Samsung Advanced Institute of Technology (SAIT), the core R&D incubator for Samsung Electronics, has developed a new transistor structure utilizing graphene. Current semiconductors consist of billions of silicon transistors. To increase the performance of a semiconductor used today, you need to either reduce the size of individual transistors to shorten the traveling distance of electrons, or use a material with higher electron mobility which allows for faster electron velocity.
Graphene possesses electron mobility about 200 times higher then silicon, and a switch to this material could be an alternative path for making faster and more energy efficent devices as it allows faster electron velocity. An issue with using graphene is however that unlike the conventional semiconducting materials, current cannot be switched off because the material is semi-metallic. This has long been a key issue, preventing graphene transistors to be realized.

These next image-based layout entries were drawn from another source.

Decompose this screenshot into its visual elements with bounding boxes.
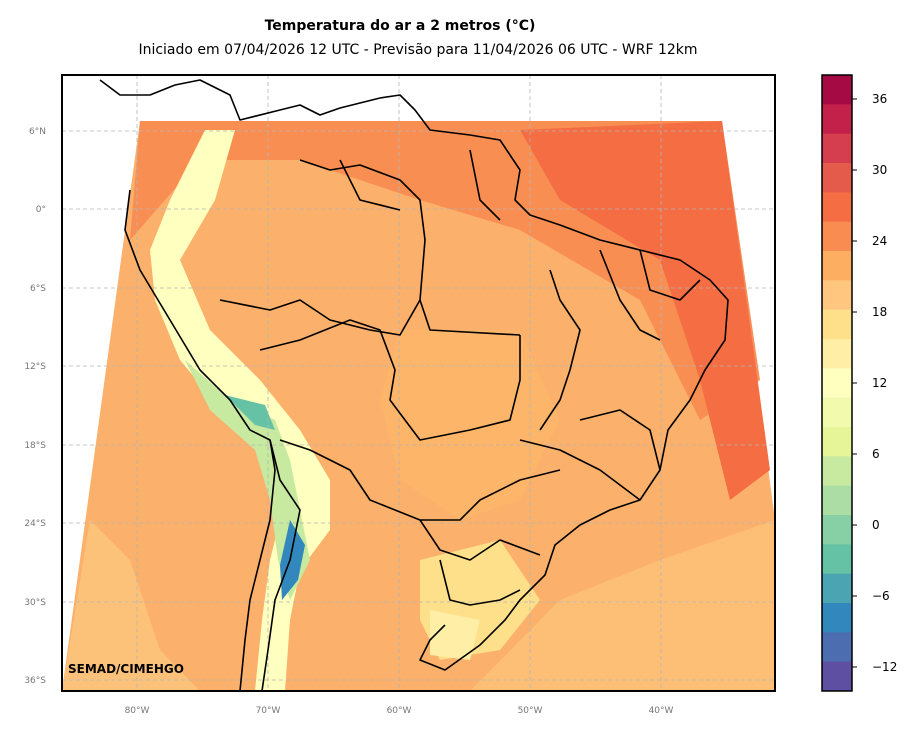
chart-title: Temperatura do ar a 2 metros (°C) [264,18,536,34]
lat-label: 18°S [24,441,46,451]
map-field [62,121,775,691]
gridlines [62,75,775,691]
interior-mild [380,330,560,520]
colorbar-swatch [822,515,852,545]
colorbar-swatch [822,544,852,575]
colorbar [822,75,852,692]
uruguay-mild [430,610,480,660]
colorbar-swatch [822,280,852,311]
colorbar-tick-label: 36 [872,92,887,106]
colorbar-swatch [822,163,852,193]
lon-labels: 80°W 70°W 60°W 50°W 40°W [125,706,674,716]
colorbar-tick-label: −12 [872,660,897,674]
colorbar-swatch [822,133,852,164]
colorbar-swatch [822,75,852,105]
andes-cold-mid [225,395,275,430]
colorbar-swatch [822,221,852,252]
credit-label: SEMAD/CIMEHGO [68,662,184,676]
colorbar-swatch [822,397,852,428]
colorbar-swatch [822,104,852,135]
coastlines-borders [99,79,729,691]
lat-label: 24°S [24,519,46,529]
colorbar-swatch [822,456,852,487]
colorbar-swatch [822,632,852,663]
lon-label: 70°W [256,706,281,716]
colorbar-swatch [822,192,852,223]
colorbar-ticks: 36 30 24 18 12 6 0 −6 −12 [852,92,897,674]
colorbar-tick-label: 0 [872,518,880,532]
cool-region-southeast [470,520,775,691]
hot-region-ocean [520,121,770,500]
lat-label: 12°S [24,362,46,372]
colorbar-swatch [822,661,852,692]
lat-label: 30°S [24,598,46,608]
colorbar-tick-label: 12 [872,376,887,390]
lat-label: 6°S [30,284,46,294]
colorbar-swatch [822,368,852,399]
colorbar-swatch [822,339,852,369]
lat-label: 0° [36,205,46,215]
colorbar-tick-label: 6 [872,447,880,461]
lat-label: 36°S [24,676,46,686]
lon-label: 50°W [518,706,543,716]
colorbar-swatch [822,603,852,633]
lat-label: 6°N [29,127,46,137]
colorbar-swatch [822,251,852,281]
andes-coldest-core [280,520,305,600]
lon-label: 40°W [649,706,674,716]
lon-label: 60°W [387,706,412,716]
colorbar-tick-label: −6 [872,589,890,603]
andes-colder-core [185,360,310,600]
colorbar-swatch [822,427,852,457]
cool-region-south [62,520,200,691]
colorbar-swatch [822,573,852,604]
colorbar-tick-label: 24 [872,234,887,248]
colorbar-swatch [822,309,852,340]
colorbar-tick-label: 18 [872,305,887,319]
colorbar-swatch [822,485,852,516]
lat-labels: 6°N 0° 6°S 12°S 18°S 24°S 30°S 36°S [24,127,46,686]
map-frame [61,74,776,692]
colorbar-tick-label: 30 [872,163,887,177]
lon-label: 80°W [125,706,150,716]
chart-subtitle: Iniciado em 07/04/2026 12 UTC - Previsão… [138,42,698,58]
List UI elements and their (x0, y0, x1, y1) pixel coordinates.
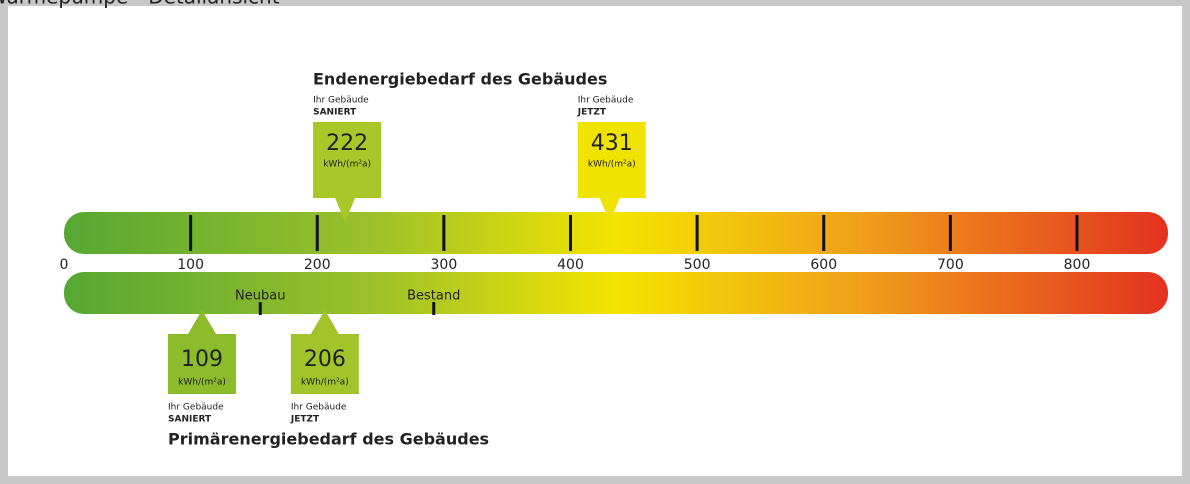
tick-label: 800 (1064, 257, 1091, 273)
primary-energy-title: Primärenergiebedarf des Gebäudes (168, 430, 489, 449)
reference-label: Neubau (235, 289, 285, 304)
scale-bar-bottom (64, 272, 1168, 314)
marker-unit: kWh/(m²a) (178, 378, 226, 388)
scale-bar-top (64, 212, 1168, 254)
marker-state: SANIERT (313, 108, 357, 118)
value-marker (313, 122, 382, 222)
tick-label: 100 (177, 257, 204, 273)
marker-unit: kWh/(m²a) (301, 378, 349, 388)
tick-label: 0 (60, 257, 69, 273)
marker-unit: kWh/(m²a) (323, 160, 371, 170)
reference-label: Bestand (407, 289, 460, 304)
marker-caption: Ihr Gebäude (578, 96, 634, 106)
tick-label: 500 (684, 257, 711, 273)
final-energy-title: Endenergiebedarf des Gebäudes (313, 70, 607, 89)
marker-caption: Ihr Gebäude (313, 96, 369, 106)
marker-caption: Ihr Gebäude (291, 403, 347, 413)
marker-value: 431 (591, 131, 633, 156)
marker-state: SANIERT (168, 415, 212, 425)
marker-unit: kWh/(m²a) (588, 160, 636, 170)
page-title: Wärmepumpe - Detailansicht (0, 0, 280, 9)
value-marker (290, 310, 359, 394)
tick-label: 600 (810, 257, 837, 273)
marker-state: JETZT (577, 108, 607, 118)
tick-label: 200 (304, 257, 331, 273)
tick-label: 700 (937, 257, 964, 273)
marker-caption: Ihr Gebäude (168, 403, 224, 413)
value-marker (168, 310, 237, 394)
tick-label: 300 (431, 257, 458, 273)
marker-value: 109 (181, 347, 223, 372)
marker-value: 206 (304, 347, 346, 372)
marker-state: JETZT (290, 415, 320, 425)
marker-value: 222 (326, 131, 368, 156)
tick-label: 400 (557, 257, 584, 273)
value-marker (577, 122, 646, 222)
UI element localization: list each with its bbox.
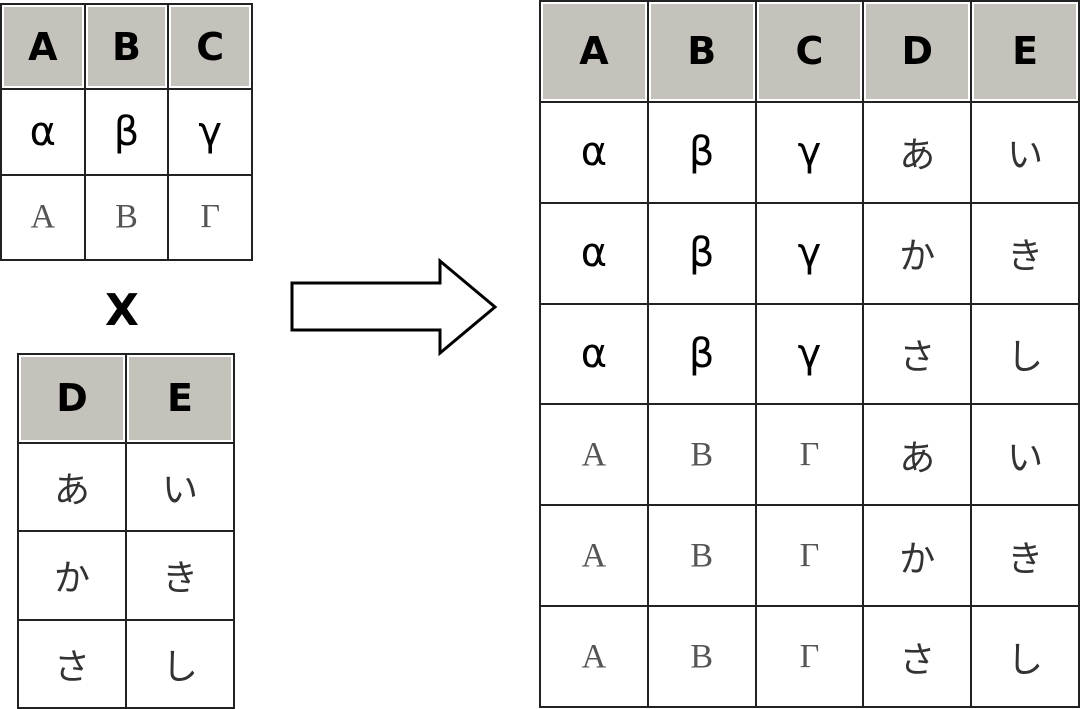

The industry have for a long time tried to increasing performance in existing semiconductors by reducing the size, but as experts now believe we are nearing the potential limits of scaling down a new solution is required. Alternative materials like graphene has therefore been explored for a long time. Since both on and off flow of current is required in a transistor to represent “1” and “0” of digital signals, using graphene as a solution have been difficult to accomplish because of the materials semi-metallic properties.
Previous research have tried to convert graphene into a semi-conductor, but this approach radically decrease the mobility of graphene and in large remove it’s major benefit over silicone. By re-engineering the basic operating principles of digital switches, Samsung Advanced Institute of Technology has managed to develop a device that can switch off the current in graphene without degrading its mobility.
The institute has solved the most difficult problem in graphene device research and has opened the door to new directions for future studies. The solution uses a graphene-silicon Schottky barrier that can switch current on or off by controlling the height of the barrier. The device demonstrating this approach was named Barristor, after its barrier-controllable feature.
A Schottky Barrier is a potential energy barrier formed at a metal-semiconductor interface. It prevents an electric charge to flow from metal to silicon. The Schottky Barrier is named after a German physicist Walter H Schottky. Generally a metal-semiconductor junction would have fixed work function and Schottky barrier height, but as for graphene the Schottky barrier height can be controlled through the work function.
Samsung Advanced Institute of Technology owns 9 major patents related to the structure and the operating method of the Graphene Barristor.